Kamilya Jubran et Werner Hasler continuent de créer ensemble une oeuvre qui mêle poésie arabe et musique contemporaine électronique. Après leur album « Makan », paru chez Zig-Zag Territoires, les revoici, dans la collection “Pure”dirigée par Philippe Teissier du Cros: l’artiste Palestinienne au ‘oud et au chant, et le trompettiste suisse Werner Hasler, qui est également compositeur de musique électronique – les deux travaillent ensemble depuis 2003 (Wanabni signifie “Et nous construisons”).

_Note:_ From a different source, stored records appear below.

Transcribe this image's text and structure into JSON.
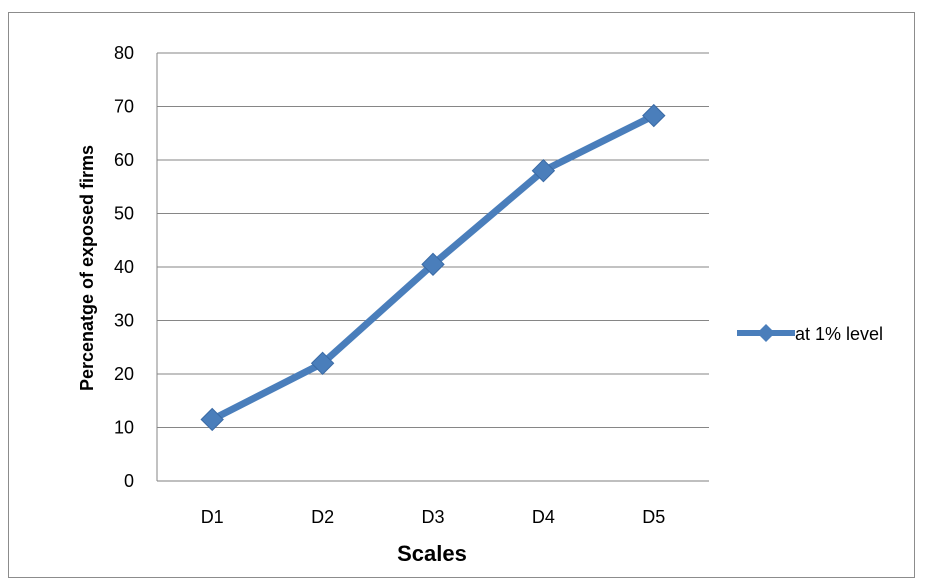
{
  "chart_data": {
    "type": "line",
    "categories": [
      "D1",
      "D2",
      "D3",
      "D4",
      "D5"
    ],
    "series": [
      {
        "name": "at 1% level",
        "values": [
          11.5,
          22,
          40.5,
          58,
          68.3
        ],
        "color": "#4a7ebb"
      }
    ],
    "yticks": [
      "0",
      "10",
      "20",
      "30",
      "40",
      "50",
      "60",
      "70",
      "80"
    ],
    "ylim": [
      0,
      80
    ],
    "xlabel": "Scales",
    "ylabel": "Percenatge of exposed firms",
    "grid": true,
    "legend_position": "right",
    "marker": "diamond"
  }
}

       Le disque s’ouvre sur des notes inquiétantes (et ce cd pourrait aussi s’appeler “Le livre de l’intranquilité”…) – on le sait, Kamilya Jubran cultive la gravité: quand on est Palestinienne, et que l’on a été pendant des années l’égérie d’un groupe politiquement engagé, dans la Palestine occupée – Sabreen – on ne fait pas dans la musique légère… Comme dans leurs disques précédents, Kamilya et Werner Hasler mettent ici en musique des poèmes arabes, poèmes que Kamilya a choisis parmi ceux de poètes vivants, pour la plupart vivant en exil, et/ou ayant connu la prison… C’est l’occasion pour nous de découvrir (le livret présente les poèmes arabes et leurs traductions en français et en anglais) le poète irakien Fadhil Al Azzawi, qui vit en Allemagne désormais; la Syrienne Aïcha Arnaout, exilée en France, et dont le recueil de poèmes “Fragments d’eau” a été traduit en français par le grand poète marocain Abdellatif Laâbi, preuve en soi de leur qualité littéraire (recueil, superbement illustré par Sakher Farzat, édité par l’éditeur français Al Manar – http://www.editmanar.com/auteurs/Fragments.htm); le poète grec Dimitri Analis, qui a notamment traduit en grec Yves Bonnefoy et Julien Gracq; le Marocain Hassan Najmi, l’un des fondateurs de la Maison de la Poésie au Maroc; et la réalisatrice et poétesse syrienne Sawsan Darwaza, qui vit en Jordanie. Et pour se faire une idée du ton des poèmes choisis, voici “Lam” (Il n’y eut) de Fadhil Al Azzawi:

Après cela, il n’y eut rien de dangereux
Seulement quelques guerres
Pour capturer le temps
Quelques années en prison
Pour étudier l’histoire des insectes
Un quart de siècle en exil
Sans papiers délivrés par les tyrans
Et des poèmes
Que j’ai oubliés dans les bars
Sur les tables des éternels ivrognes

Werner Hasler accompagne la voix de Kamilya Jubran de sa trompette qui prend alors des accents aussi déchirés que les mots prononcés, ou avec ses compositions électroniques dont l’abstraction crée une distance et une angoisse qui sont celles-là mêmes qu’expriment les poèmes chantés en arabe classique…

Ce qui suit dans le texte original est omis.